The remainder of the guide looks at how to be successful in policy engagement and impact creation, and how to navigate the Australian policy landscape.
Further information is available in the UWA Public Policy Institute’s research impact tool.
Eyes On Evidence II: An assessment of the transparency of evidence usage in the Government of Canada by Farah Qaiser, Tej Heer, Ivana Azdajic and Rachael Maxwell (2022).
This Canadian study is useful for ideas on assessing the transparency of evidence underlying policy decisions. In this study the authors applied a transparency framework, adapted from a UK framework, to assess the transparency of evidence use in a total of 100 policies from 10 Canadian government departments and agencies. In short, the authors sought to establish whether the evidence behind policy decisions can be found by the lay public. By being transparent about the evidence, the public has the opportunity to understand what considerations led to a decision, and why.

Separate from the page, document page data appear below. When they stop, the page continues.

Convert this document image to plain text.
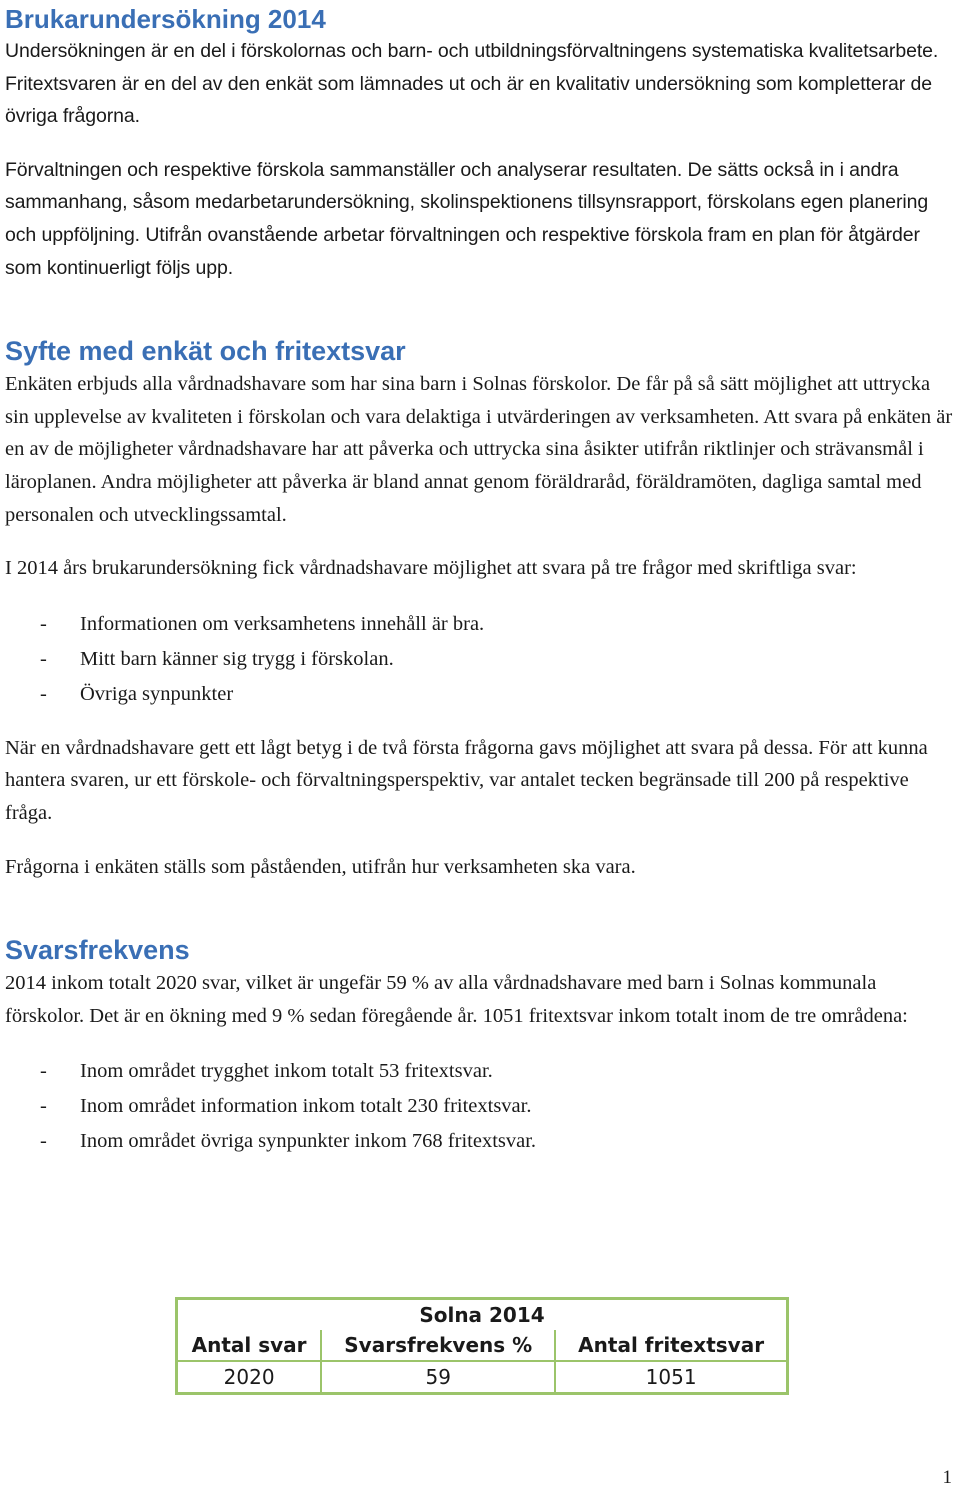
Brukarundersökning 2014

Undersökningen är en del i förskolornas och barn- och utbildningsförvaltningens systematiska kvalitetsarbete. Fritextsvaren är en del av den enkät som lämnades ut och är en kvalitativ undersökning som kompletterar de övriga frågorna.

Förvaltningen och respektive förskola sammanställer och analyserar resultaten. De sätts också in i andra sammanhang, såsom medarbetarundersökning, skolinspektionens tillsynsrapport, förskolans egen planering och uppföljning. Utifrån ovanstående arbetar förvaltningen och respektive förskola fram en plan för åtgärder som kontinuerligt följs upp.

Syfte med enkät och fritextsvar

Enkäten erbjuds alla vårdnadshavare som har sina barn i Solnas förskolor. De får på så sätt möjlighet att uttrycka sin upplevelse av kvaliteten i förskolan och vara delaktiga i utvärderingen av verksamheten. Att svara på enkäten är en av de möjligheter vårdnadshavare har att påverka och uttrycka sina åsikter utifrån riktlinjer och strävansmål i läroplanen. Andra möjligheter att påverka är bland annat genom föräldraråd, föräldramöten, dagliga samtal med personalen och utvecklingssamtal.

I 2014 års brukarundersökning fick vårdnadshavare möjlighet att svara på tre frågor med skriftliga svar:

- Informationen om verksamhetens innehåll är bra.
- Mitt barn känner sig trygg i förskolan.
- Övriga synpunkter

När en vårdnadshavare gett ett lågt betyg i de två första frågorna gavs möjlighet att svara på dessa. För att kunna hantera svaren, ur ett förskole- och förvaltningsperspektiv, var antalet tecken begränsade till 200 på respektive fråga.

Frågorna i enkäten ställs som påståenden, utifrån hur verksamheten ska vara.

Svarsfrekvens

2014 inkom totalt 2020 svar, vilket är ungefär 59 % av alla vårdnadshavare med barn i Solnas kommunala förskolor. Det är en ökning med 9 % sedan föregående år. 1051 fritextsvar inkom totalt inom de tre områdena:

- Inom området trygghet inkom totalt 53 fritextsvar.
- Inom området information inkom totalt 230 fritextsvar.
- Inom området övriga synpunkter inkom 768 fritextsvar.
Solna 2014		
Antal svar	Svarsfrekvens %	Antal fritextsvar
2020	59	1051
1
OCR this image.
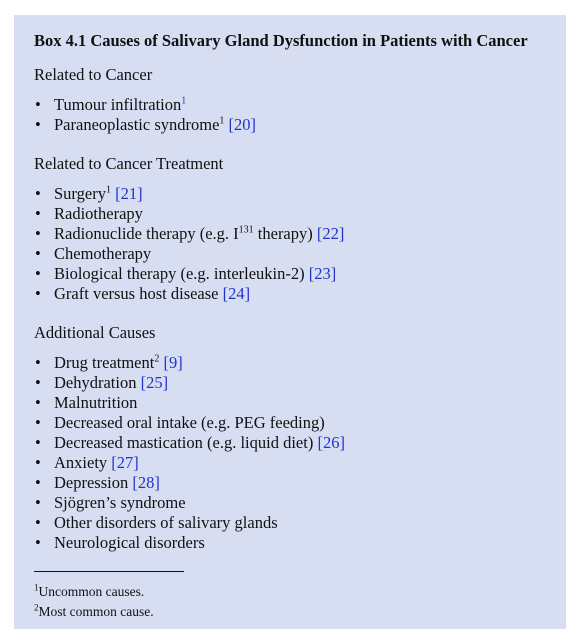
Box 4.1 Causes of Salivary Gland Dysfunction in Patients with Cancer
Related to Cancer
• Tumour infiltration$^1$
• Paraneoplastic syndrome$^1$ [20]
Related to Cancer Treatment
• Surgery$^1$ [21]
• Radiotherapy
• Radionuclide therapy (e.g. $I^{131}$ therapy) [22]
• Chemotherapy
• Biological therapy (e.g. interleukin-2) [23]
• Graft versus host disease [24]
Additional Causes
• Drug treatment$^2$ [9]
• Dehydration [25]
• Malnutrition
• Decreased oral intake (e.g. PEG feeding)
• Decreased mastication (e.g. liquid diet) [26]
• Anxiety [27]
• Depression [28]
• Sjögren’s syndrome
• Other disorders of salivary glands
• Neurological disorders
$^1$Uncommon causes.
$^2$Most common cause.
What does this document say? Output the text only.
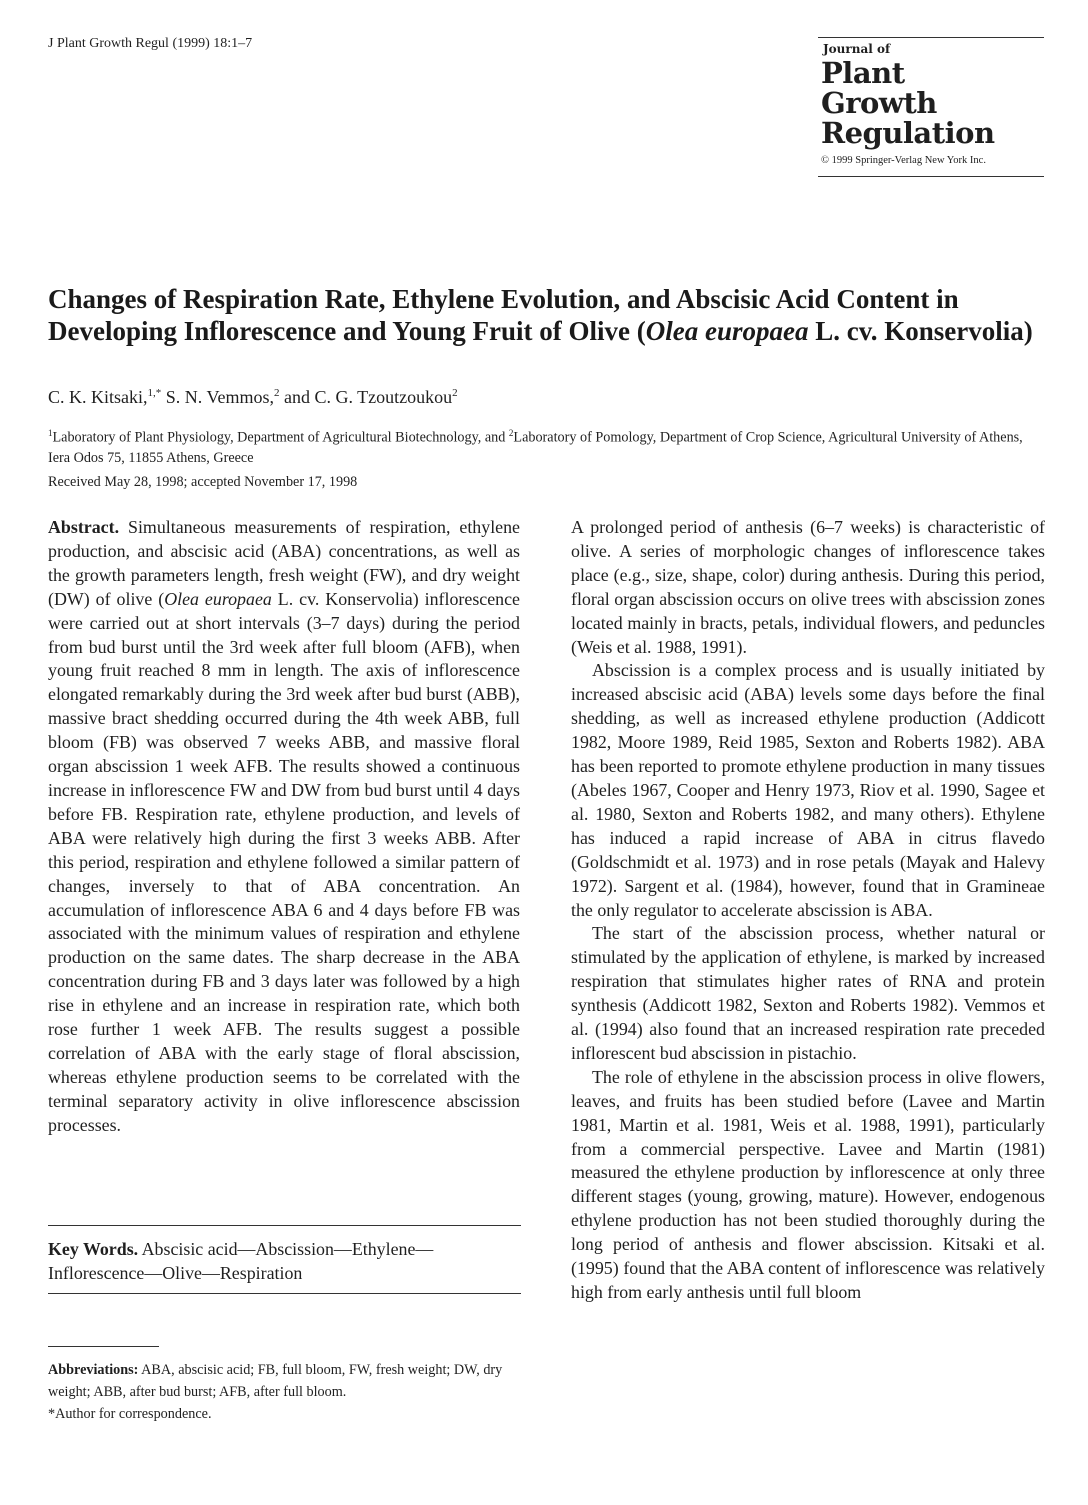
J Plant Growth Regul (1999) 18:1–7	Journal of
Plant
Growth
Regulation
© 1999 Springer-Verlag New York Inc.
Changes of Respiration Rate, Ethylene Evolution, and Abscisic Acid Content in Developing Inflorescence and Young Fruit of Olive (Olea europaea L. cv. Konservolia)
C. K. Kitsaki,$^{1,*}$ S. N. Vemmos,$^2$ and C. G. Tzoutzoukou$^2$
$^1$Laboratory of Plant Physiology, Department of Agricultural Biotechnology, and $^2$Laboratory of Pomology, Department of Crop Science, Agricultural University of Athens, Iera Odos 75, 11855 Athens, Greece
Received May 28, 1998; accepted November 17, 1998

Abstract. Simultaneous measurements of respiration, ethylene production, and abscisic acid (ABA) concentrations, as well as the growth parameters length, fresh weight (FW), and dry weight (DW) of olive (Olea europaea L. cv. Konservolia) inflorescence were carried out at short intervals (3–7 days) during the period from bud burst until the 3rd week after full bloom (AFB), when young fruit reached 8 mm in length. The axis of inflorescence elongated remarkably during the 3rd week after bud burst (ABB), massive bract shedding occurred during the 4th week ABB, full bloom (FB) was observed 7 weeks ABB, and massive floral organ abscission 1 week AFB. The results showed a continuous increase in inflorescence FW and DW from bud burst until 4 days before FB. Respiration rate, ethylene production, and levels of ABA were relatively high during the first 3 weeks ABB. After this period, respiration and ethylene followed a similar pattern of changes, inversely to that of ABA concentration. An accumulation of inflorescence ABA 6 and 4 days before FB was associated with the minimum values of respiration and ethylene production on the same dates. The sharp decrease in the ABA concentration during FB and 3 days later was followed by a high rise in ethylene and an increase in respiration rate, which both rose further 1 week AFB. The results suggest a possible correlation of ABA with the early stage of floral abscission, whereas ethylene production seems to be correlated with the terminal separatory activity in olive inflorescence abscission processes.

Key Words. Abscisic acid—Abscission—Ethylene—Inflorescence—Olive—Respiration

Abbreviations: ABA, abscisic acid; FB, full bloom, FW, fresh weight; DW, dry weight; ABB, after bud burst; AFB, after full bloom.

*Author for correspondence.

A prolonged period of anthesis (6–7 weeks) is characteristic of olive. A series of morphologic changes of inflorescence takes place (e.g., size, shape, color) during anthesis. During this period, floral organ abscission occurs on olive trees with abscission zones located mainly in bracts, petals, individual flowers, and peduncles (Weis et al. 1988, 1991).

Abscission is a complex process and is usually initiated by increased abscisic acid (ABA) levels some days before the final shedding, as well as increased ethylene production (Addicott 1982, Moore 1989, Reid 1985, Sexton and Roberts 1982). ABA has been reported to promote ethylene production in many tissues (Abeles 1967, Cooper and Henry 1973, Riov et al. 1990, Sagee et al. 1980, Sexton and Roberts 1982, and many others). Ethylene has induced a rapid increase of ABA in citrus flavedo (Goldschmidt et al. 1973) and in rose petals (Mayak and Halevy 1972). Sargent et al. (1984), however, found that in Gramineae the only regulator to accelerate abscission is ABA.

The start of the abscission process, whether natural or stimulated by the application of ethylene, is marked by increased respiration that stimulates higher rates of RNA and protein synthesis (Addicott 1982, Sexton and Roberts 1982). Vemmos et al. (1994) also found that an increased respiration rate preceded inflorescent bud abscission in pistachio.

The role of ethylene in the abscission process in olive flowers, leaves, and fruits has been studied before (Lavee and Martin 1981, Martin et al. 1981, Weis et al. 1988, 1991), particularly from a commercial perspective. Lavee and Martin (1981) measured the ethylene production by inflorescence at only three different stages (young, growing, mature). However, endogenous ethylene production has not been studied thoroughly during the long period of anthesis and flower abscission. Kitsaki et al. (1995) found that the ABA content of inflorescence was relatively high from early anthesis until full bloom
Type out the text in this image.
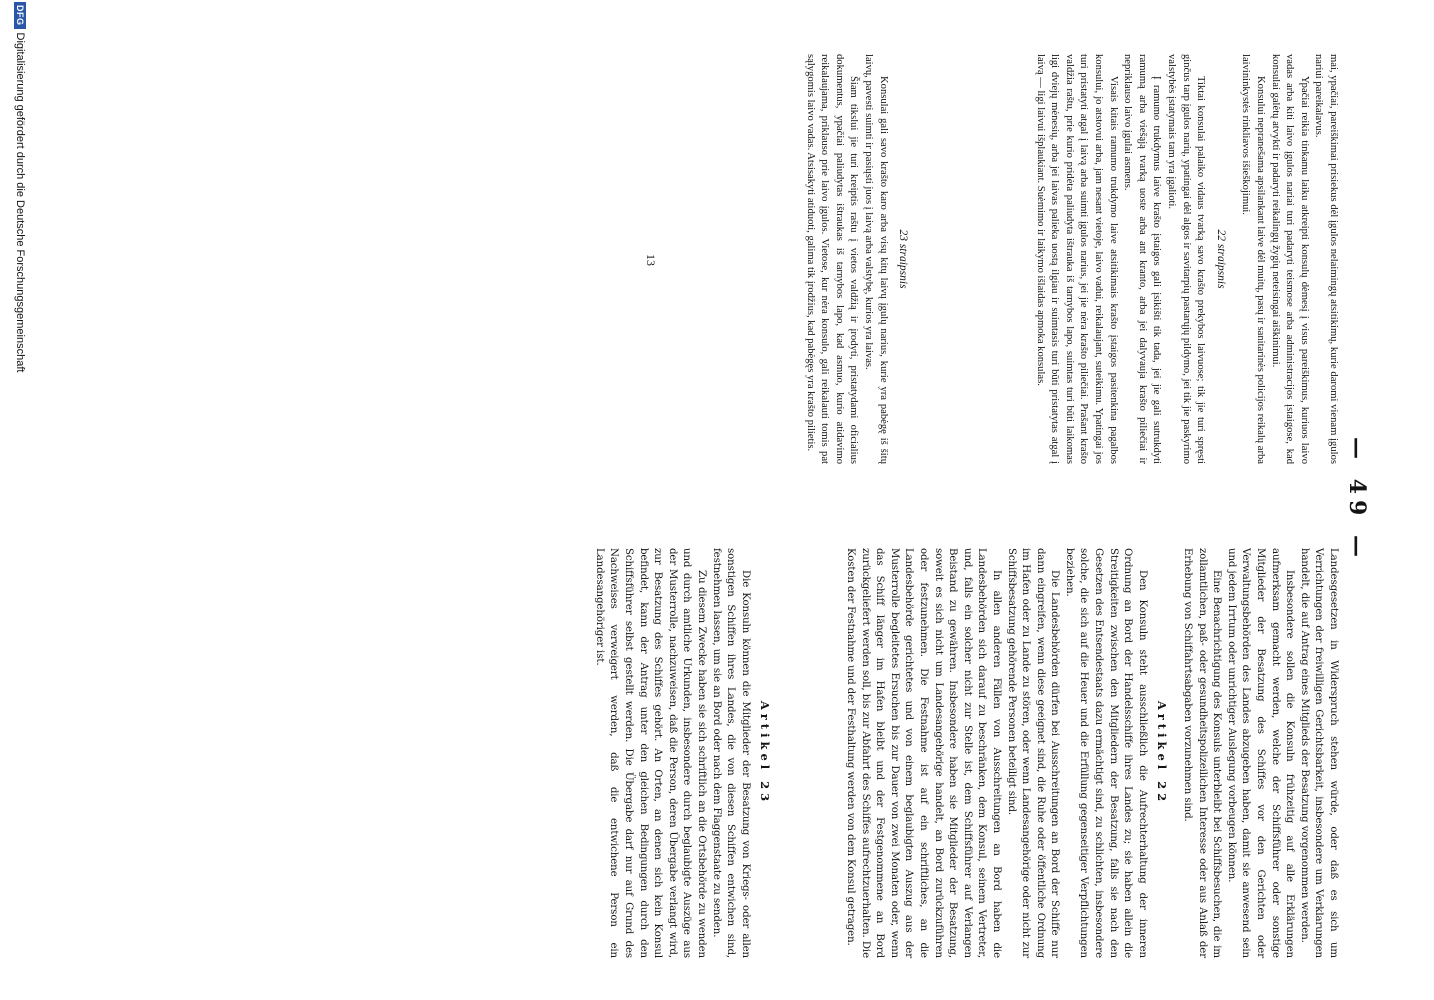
— 49 —

mai, ypačiai, pareiškimai prisiekus dėl įgulos nelaimingų atsitikimų, kurie daromi vienam įgulos nariui pareikalavus.

Ypačiai reikia tinkamu laiku atkreipti konsulų dėmesį į visus pareiškimus, kuriuos laivo vadas arba kiti laivo įgulos nariai turi padaryti teismose arba administracijos įstaigose, kad konsulai galėtų atvykti ir padaryti reikalingų žygių neteisingai aiškinimui.

Konsului nepranešama apsilankant laive dėl muitų, pasų ir sanitarinės policijos reikalų arba laivininkystės rinkliavos išieškojimui.

22 straipsnis

Tiktai konsulai palaiko vidaus tvarką savo krašto prekybos laivuose; tik jie turi spręsti ginčus tarp įgulos narių, ypatingai dėl algos ir savitarpių pastarųjų pildymo, jei tik jie paskyrimo valstybės įstatymais tam yra įgalioti.

Į ramumo trukdymus laive krašto įstaigos gali įsikišti tik tada, jei jie gali sutrukdyti ramumą arba viešąją tvarką uoste arba ant kranto, arba jei dalyvauja krašto piliečiai ir nepriklauso laivo įgulai asmens.

Visais kitais ramumo trukdymo laive atsitikimais krašto įstaigos pasitenkina pagalbos konsului, jo atstovui arba, jam nesant vietoje, laivo vadui, reikalaujant, suteikimu. Ypatingai jos turi pristatyti atgal į laivą arba suimti įgulos narius, jei jie nėra krašto piliečiai. Prašant krašto valdžia raštu, prie kurio pridėta paliudyta ištrauka iš tarnybos lapo, suimtas turi būti laikomas ligi dviejų mėnesių, arba jei laivas palieka uostą ilgiau ir suimtasis turi būti pristatytas atgal į laivą — ligi laivui išplaukiant. Suėmimo ir laikymo išlaidas apmoka konsulas.

23 straipsnis

Konsulai gali savo krašto karo arba visų kitų laivų įgulų narius, kurie yra pabėgę iš šitų laivų, pavesti suimti ir pasiųsti juos į laivą arba valstybę, kurios yra laivas.

Šiam tikslui jie turi kreiptis raštu į vietos valdžią ir įrodyti, pristatydami oficialius dokumentus, ypačiai paliudytas ištraukas iš tarnybos lapo, kad asmuo, kurio atidavimo reikalaujama, priklauso prie laivo įgulos. Vietose, kur nėra konsulo, gali reikalauti tomis pat sąlygomis laivo vadas. Atsisakyti atiduoti, galima tik įrodžius, kad pabėgęs yra krašto pilietis.

Landesgesetzen in Widerspruch stehen würde, oder daß es sich um Verrichtungen der freiwilligen Gerichtsbarkeit, insbesondere um Verklarungen handelt, die auf Antrag eines Mitglieds der Besatzung vorgenommen werden.

Insbesondere sollen die Konsuln frühzeitig auf alle Erklärungen aufmerksam gemacht werden, welche der Schiffsführer oder sonstige Mitglieder der Besatzung des Schiffes vor den Gerichten oder Verwaltungsbehörden des Landes abzugeben haben, damit sie anwesend sein und jedem Irrtum oder unrichtiger Auslegung vorbeugen können.

Eine Benachrichtigung des Konsuls unterbleibt bei Schiffsbesuchen, die im zollamtlichen, paß- oder gesundheitspolizeilichen Interesse oder aus Anlaß der Erhebung von Schiffahrtsabgaben vorzunehmen sind.

Artikel 22

Den Konsuln steht ausschließlich die Aufrechterhaltung der inneren Ordnung an Bord der Handelsschiffe ihres Landes zu; sie haben allein die Streitigkeiten zwischen den Mitgliedern der Besatzung, falls sie nach den Gesetzen des Entsendestaats dazu ermächtigt sind, zu schlichten, insbesondere solche, die sich auf die Heuer und die Erfüllung gegenseitiger Verpflichtungen beziehen.

Die Landesbehörden dürfen bei Ausschreitungen an Bord der Schiffe nur dann eingreifen, wenn diese geeignet sind, die Ruhe oder öffentliche Ordnung im Hafen oder zu Lande zu stören, oder wenn Landesangehörige oder nicht zur Schiffsbesatzung gehörende Personen beteiligt sind.

In allen anderen Fällen von Ausschreitungen an Bord haben die Landesbehörden sich darauf zu beschränken, dem Konsul, seinem Vertreter, und, falls ein solcher nicht zur Stelle ist, dem Schiffsführer auf Verlangen Beistand zu gewähren. Insbesondere haben sie Mitglieder der Besatzung, soweit es sich nicht um Landesangehörige handelt, an Bord zurückzuführen oder festzunehmen. Die Festnahme ist auf ein schriftliches, an die Landesbehörde gerichtetes und von einem beglaubigten Auszug aus der Musterrolle begleitetes Ersuchen bis zur Dauer von zwei Monaten oder, wenn das Schiff länger im Hafen bleibt und der Festgenommene an Bord zurückgeliefert werden soll, bis zur Abfahrt des Schiffes aufrechtzuerhalten. Die Kosten der Festnahme und der Festhaltung werden von dem Konsul getragen.

Artikel 23

Die Konsuln können die Mitglieder der Besatzung von Kriegs- oder allen sonstigen Schiffen ihres Landes, die von diesen Schiffen entwichen sind, festnehmen lassen, um sie an Bord oder nach dem Flaggenstaate zu senden.

Zu diesem Zwecke haben sie sich schriftlich an die Ortsbehörde zu wenden und durch amtliche Urkunden, insbesondere durch beglaubigte Auszüge aus der Musterrolle, nachzuweisen, daß die Person, deren Übergabe verlangt wird, zur Besatzung des Schiffes gehört. An Orten, an denen sich kein Konsul befindet, kann der Antrag unter den gleichen Bedingungen durch den Schiffsführer selbst gestellt werden. Die Übergabe darf nur auf Grund des Nachweises verweigert werden, daß die entwichene Person ein Landesangehöriger ist.

13
DFG
Digitalisierung gefördert durch die Deutsche Forschungsgemeinschaft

What is a policy? A policy is defined as a “specific intervention to change the status quo at a level that is intuitively characterised as ‘a policy’ by the public, politicians and the media.” This includes both primary and secondary legislation, including bills, regulations, and funding announcements. (p. 10)
The framework consists of four categories:
- Diagnosis: What do policy-makers know about the issue?
- Proposal: What is the government’s chosen intervention, and why was it chosen?
- Implementation: How will the chosen intervention be rolled out, and why was this method chosen?
- Testing and evaluation: How and when will we know if the policy has worked?
Overall, the assessment found that “policies scored low on the transparency of evidence usage, meaning that it’s very difficult for members of the public to find the evidence behind government policy. Too often, policies failed to provide a reference or citation for any evidence mentioned, and rarely acknowledged alternative policy options, or any absent, weak or contradictory evidence.” They also found that: “Across all departments, almost all policies scored poorly (i.e., received a 0) in the testing and evaluation section (i.e., to know how and when a policy has worked).
Applicants applying for policy roles may find it useful to consider this guide in relation to their policy analysis, advice, or implementation.
Related to this guide is the issue of evidence-based policy-making, a contentious issue about which much has been written. For example, Gary Banks, Chairman of the Productivity Commission in 2008, explored this issue, as has Professor Brian Head, University of Queensland.